At the same time, there is, as you mentioned, a number of other checkpoint inhibitors. So, we have a pembrolizumab study in patients who have relapsed/refractory Hodgkin lymphoma and who, by definition, had to have failed prior brentuximab. Similarly, the response rate was that 50% to 60% attained CR and was very durable. In all of these studies, we see the toxicity profile that we see with checkpoint inhibitors in solid tumors, with a lot of inflammatory autoimmune-type reactions that are usually manageable. And what’s really exciting, it offers us a new platform to develop more in hematologic malignancies in a number of combinations that are actually ongoing.

Ian W. Flinn, MD: Great. Krishna, these are malignancies of the immune system. They’re malignant lymphocytes, yet there’s also normal lymphocytes sometimes intertwined in the lymph node. Can you walk us through the biology and how we might harness these cells?

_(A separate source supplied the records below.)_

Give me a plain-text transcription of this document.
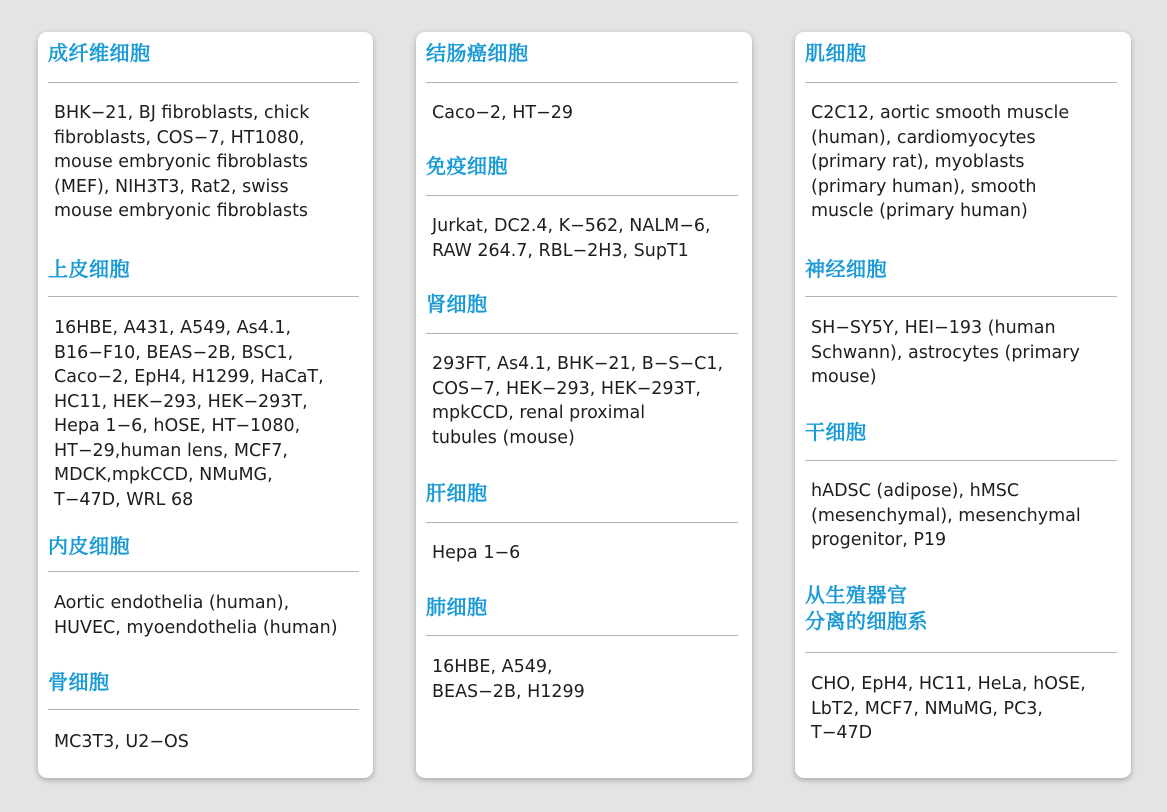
成纤维细胞
BHK−21, BJ fibroblasts, chick
fibroblasts, COS−7, HT1080,
mouse embryonic fibroblasts
(MEF), NIH3T3, Rat2, swiss
mouse embryonic fibroblasts
上皮细胞
16HBE, A431, A549, As4.1,
B16−F10, BEAS−2B, BSC1,
Caco−2, EpH4, H1299, HaCaT,
HC11, HEK−293, HEK−293T,
Hepa 1−6, hOSE, HT−1080,
HT−29,human lens, MCF7,
MDCK,mpkCCD, NMuMG,
T−47D, WRL 68
内皮细胞
Aortic endothelia (human),
HUVEC, myoendothelia (human)
骨细胞
MC3T3, U2−OS
结肠癌细胞
Caco−2, HT−29
免疫细胞
Jurkat, DC2.4, K−562, NALM−6,
RAW 264.7, RBL−2H3, SupT1
肾细胞
293FT, As4.1, BHK−21, B−S−C1,
COS−7, HEK−293, HEK−293T,
mpkCCD, renal proximal
tubules (mouse)
肝细胞
Hepa 1−6
肺细胞
16HBE, A549,
BEAS−2B, H1299
肌细胞
C2C12, aortic smooth muscle
(human), cardiomyocytes
(primary rat), myoblasts
(primary human), smooth
muscle (primary human)
神经细胞
SH−SY5Y, HEI−193 (human
Schwann), astrocytes (primary
mouse)
干细胞
hADSC (adipose), hMSC
(mesenchymal), mesenchymal
progenitor, P19
从生殖器官
分离的细胞系
CHO, EpH4, HC11, HeLa, hOSE,
LbT2, MCF7, NMuMG, PC3,
T−47D
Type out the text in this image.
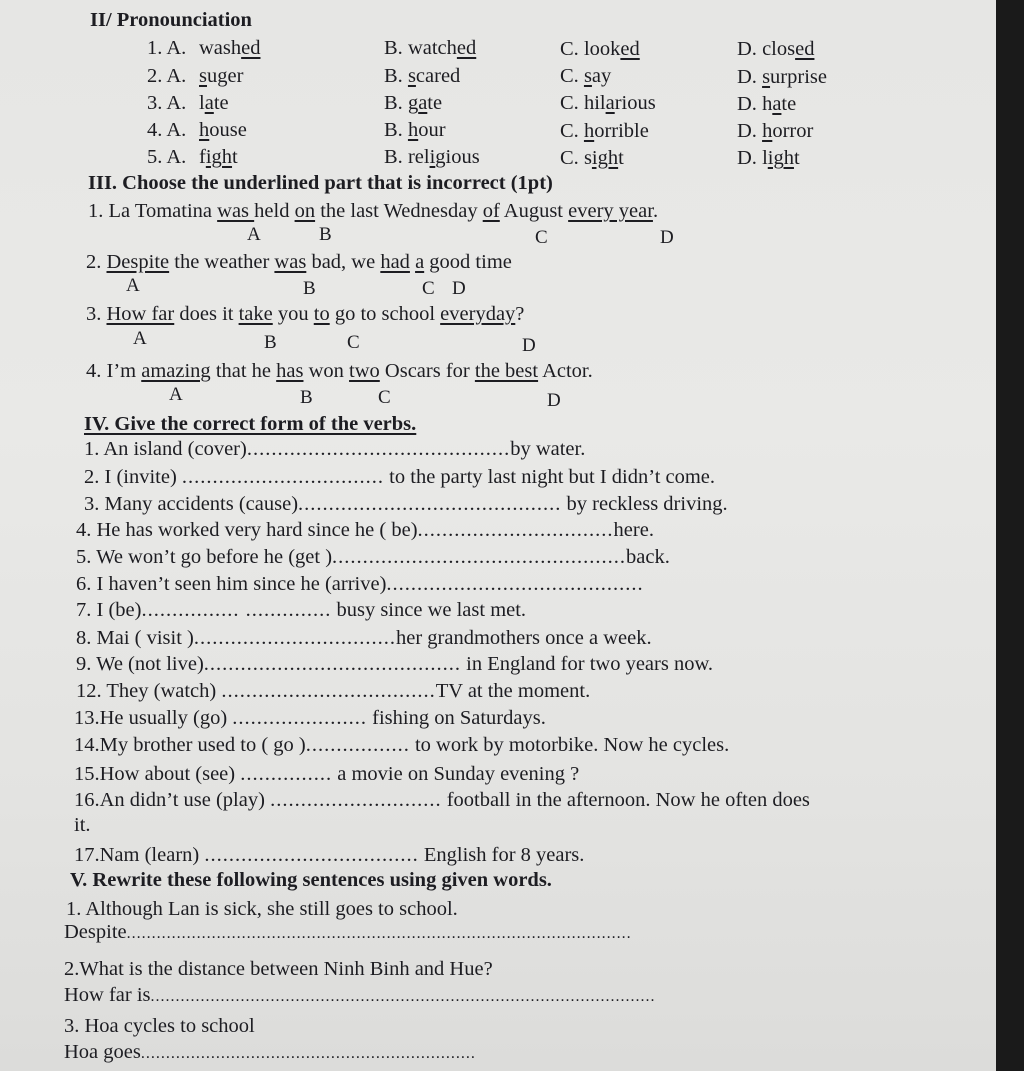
II/ Pronounciation
1. A. washed	B. watched	C. looked	D. closed
2. A. suger	B. scared	C. say	D. surprise
3. A. late	B. gate	C. hilarious	D. hate
4. A. house	B. hour	C. horrible	D. horror
5. A. fight	B. religious	C. sight	D. light
III. Choose the underlined part that is incorrect (1pt)
1. La Tomatina was held on the last Wednesday of August every year.
A	B	C	D
2. Despite the weather was bad, we had a good time
A	B	C D
3. How far does it take you to go to school everyday?
A	B	C	D
4. I’m amazing that he has won two Oscars for the best Actor.
A	B	C	D
IV. Give the correct form of the verbs.
1. An island (cover)...........................................by water.
2. I (invite) ................................. to the party last night but I didn’t come.
3. Many accidents (cause)........................................... by reckless driving.
4. He has worked very hard since he ( be)................................here.
5. We won’t go before he (get )................................................back.
6. I haven’t seen him since he (arrive)..........................................
7. I (be)................ .............. busy since we last met.
8. Mai ( visit ).................................her grandmothers once a week.
9. We (not live).......................................... in England for two years now.
12. They (watch) ...................................TV at the moment.
13.He usually (go) ...................... fishing on Saturdays.
14.My brother used to ( go )................. to work by motorbike. Now he cycles.
15.How about (see) ............... a movie on Sunday evening ?
16.An didn’t use (play) ............................ football in the afternoon. Now he often does
it.
17.Nam (learn) ................................... English for 8 years.
V. Rewrite these following sentences using given words.
1. Although Lan is sick, she still goes to school.
Despite.....................................................................................................
2.What is the distance between Ninh Binh and Hue?
How far is.....................................................................................................
3. Hoa cycles to school
Hoa goes...................................................................
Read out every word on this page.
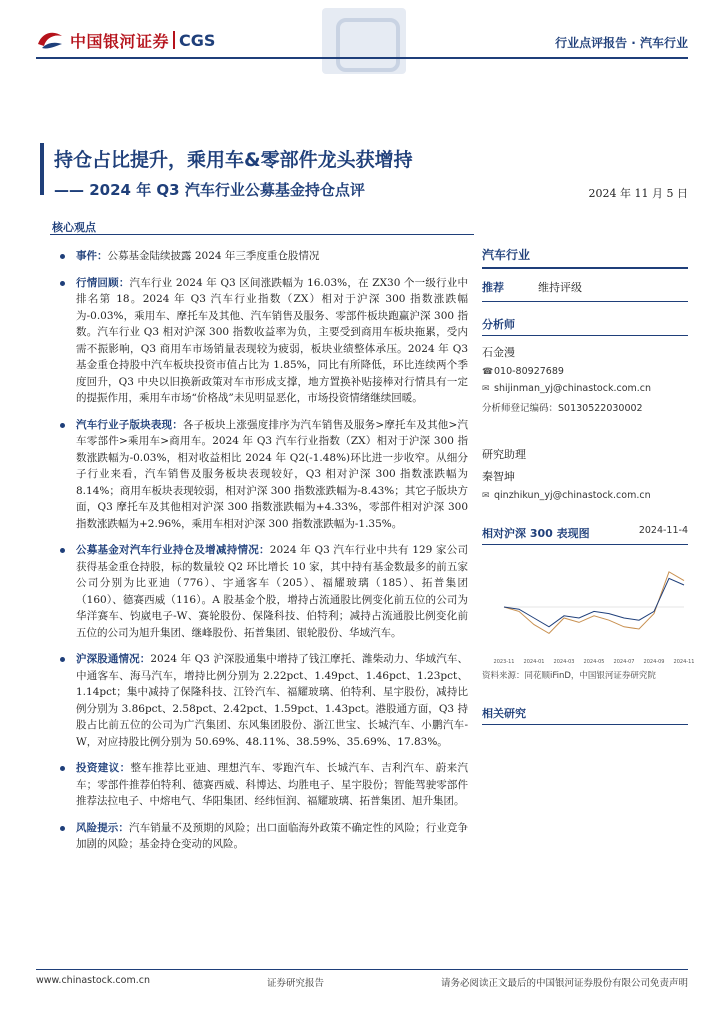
中国银河证券 CGS	行业点评报告 · 汽车行业
持仓占比提升，乘用车&零部件龙头获增持
—— 2024 年 Q3 汽车行业公募基金持仓点评	2024 年 11 月 5 日
核心观点
事件：公募基金陆续披露 2024 年三季度重仓股情况
行情回顾：汽车行业 2024 年 Q3 区间涨跌幅为 16.03%，在 ZX30 个一级行业中排名第 18。2024 年 Q3 汽车行业指数（ZX）相对于沪深 300 指数涨跌幅为-0.03%，乘用车、摩托车及其他、汽车销售及服务、零部件板块跑赢沪深 300 指数。汽车行业 Q3 相对沪深 300 指数收益率为负，主要受到商用车板块拖累，受内需不振影响，Q3 商用车市场销量表现较为疲弱，板块业绩整体承压。2024 年 Q3 基金重仓持股中汽车板块投资市值占比为 1.85%，同比有所降低，环比连续两个季度回升，Q3 中央以旧换新政策对车市形成支撑，地方置换补贴接棒对行情具有一定的提振作用，乘用车市场“价格战”未见明显恶化，市场投资情绪继续回暖。
汽车行业子版块表现：各子板块上涨强度排序为汽车销售及服务>摩托车及其他>汽车零部件>乘用车>商用车。2024 年 Q3 汽车行业指数（ZX）相对于沪深 300 指数涨跌幅为-0.03%，相对收益相比 2024 年 Q2(-1.48%)环比进一步收窄。从细分子行业来看，汽车销售及服务板块表现较好，Q3 相对沪深 300 指数涨跌幅为 8.14%；商用车板块表现较弱，相对沪深 300 指数涨跌幅为-8.43%；其它子版块方面，Q3 摩托车及其他相对沪深 300 指数涨跌幅为+4.33%，零部件相对沪深 300 指数涨跌幅为+2.96%，乘用车相对沪深 300 指数涨跌幅为-1.35%。
公募基金对汽车行业持仓及增减持情况：2024 年 Q3 汽车行业中共有 129 家公司获得基金重仓持股，标的数量较 Q2 环比增长 10 家，其中持有基金数最多的前五家公司分别为比亚迪（776）、宇通客车（205）、福耀玻璃（185）、拓普集团（160）、德赛西威（116）。A 股基金个股，增持占流通股比例变化前五位的公司为华洋赛车、钧崴电子-W、赛轮股份、保隆科技、伯特利；减持占流通股比例变化前五位的公司为旭升集团、继峰股份、拓普集团、银轮股份、华域汽车。
沪深股通情况：2024 年 Q3 沪深股通集中增持了钱江摩托、潍柴动力、华域汽车、中通客车、海马汽车，增持比例分别为 2.22pct、1.49pct、1.46pct、1.23pct、1.14pct；集中减持了保隆科技、江铃汽车、福耀玻璃、伯特利、星宇股份，减持比例分别为 3.86pct、2.58pct、2.42pct、1.59pct、1.43pct。港股通方面，Q3 持股占比前五位的公司为广汽集团、东风集团股份、浙江世宝、长城汽车、小鹏汽车-W，对应持股比例分别为 50.69%、48.11%、38.59%、35.69%、17.83%。
投资建议：整车推荐比亚迪、理想汽车、零跑汽车、长城汽车、吉利汽车、蔚来汽车；零部件推荐伯特利、德赛西威、科博达、均胜电子、星宇股份；智能驾驶零部件推荐法拉电子、中熔电气、华阳集团、经纬恒润、福耀玻璃、拓普集团、旭升集团。
风险提示：汽车销量不及预期的风险；出口面临海外政策不确定性的风险；行业竞争加剧的风险；基金持仓变动的风险。
汽车行业
推荐	维持评级
分析师
石金漫
☎ 010-80927689
✉ shijinman_yj@chinastock.com.cn
分析师登记编码：S0130522030002
研究助理
秦智坤
✉ qinzhikun_yj@chinastock.com.cn
相对沪深 300 表现图	2024-11-4
2023-11 2024-01 2024-03 2024-05 2024-07 2024-09 2024-11
资料来源：同花顺iFinD，中国银河证券研究院
相关研究
www.chinastock.com.cn	证券研究报告	请务必阅读正文最后的中国银河证券股份有限公司免责声明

Krishna V. Komanduri, MD: Sure. I think the original studies came from work in 1970 that suggested that lymphocytes really needed two signals to get activated. The first one came through the T-cell receptor that recognizes the antigen, and the second one came through a costimulatory receptor. And initially, this was defined, but we didn’t know what those second signals were. We later realized that there was a molecule called CD28 that was necessary for driving that signal number 2 through T cells that helped them get activated, in addition to signal number 1. And then we realized really, over time, from the work of Jim Allison and others—and actually Carl June and Paul Martin when Carl was at the Fred Hutchinson Cancer Center—that there were multiple positive and negative signals that were present on the surface of T cells.

So, what we have learned and what really has been applied in clinical practice, first through the work that led to the FDA approval of ipilimumab in melanoma in 2011, was that—for example, CTLA4, which is a negative second signal receptor on the surface of T cells—an antibody directed against that could basically take the brakes off of T cells. In the context of ipilimumab, a T cell gets activated, and then the secondary negative signal through CTLA4 gets amplified unless that signal is blocked. When that signal is blocked, effectively, the brakes are taken off the immune response and the T cell can get activated in a greater way.

The first FDA approval was really for, again, ipilimumab, an antibody against CTLA4. And then we saw, following that, antibodies that regulated the interaction between a second receptor, called PD-1, on the surface of T cells, which binds to two ligands called PD-L1 (or PD ligand 1) and PD-L2. We know that through the work of others who are looking at the tumor microenvironment that these ligands for these negative receptors on T cells can actually be upregulated. Work in Hodgkin’s disease suggested that there was actually potential for genetic overexpression and higher regulation of PD-L1, which could then provide that negative response that could prevent tumors in the T-cell microenvironment from recognizing the cancer.

First, we saw approval of ipilimumab in melanoma, and then we saw the approval of pembrolizumab in melanoma and lung cancer. In 2015, we saw five approvals of single and combination therapies, and really the field is now exploding, as we saw here this year at ASCO. So, the data that Andre just talked about, for example, in Hodgkin’s lymphoma was very exciting.